DF-ExpEnse: Diffusion Filtered Exploration for Sample Efficient Finetuning
Abstract
A promising recipe towards intelligent robotic decision-making is the finetuning of pretrained generative control policies, which can summarize offline experience effectively through behavior cloning, with reinforcement learning techniques to adapt them to online experience. In this work we present Diffusion Filtered Exploration via Ensembles (DF-ExpEnse), an exploration technique that meaningfully improves the quality of online experience collection, thus increasing the sample efficiency of the finetuning procedure. DF-ExpEnse first leverages the multimodal modeling capability of the generative control policy to create an expressive and tractably evaluatable candidate set. Then, it utilizes an ensemble of critics to identify an action with high exploration interest that best balances quality with uncertainty. When instantiated in a parallelized fleet, DF-ExpEnse further utilizes cross-agent communication to facilitate collaborative exploration as a group.

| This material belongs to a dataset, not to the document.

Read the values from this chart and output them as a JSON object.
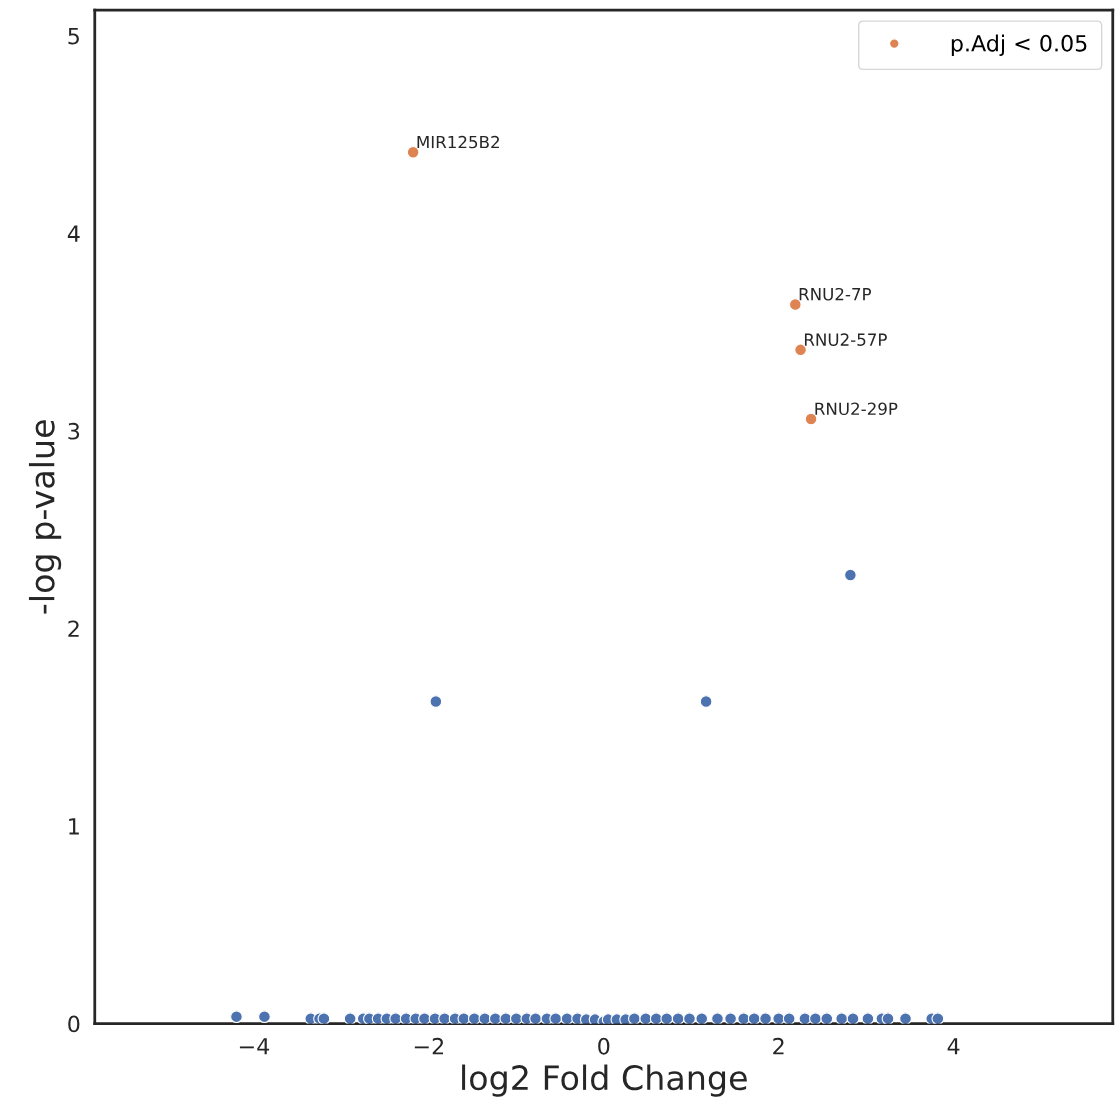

As it is only used for online experience collection, DF-ExpEnse can be seamlessly integrated on top of existing techniques that seek to finetune pretrained generative control policies via reinforcement learning. We experimentally validate consistent sample-efficiency benefits when using DF-ExpEnse for exploration over both manipulation and locomotion tasks, compared to default finetuning and alternative action selection schemes.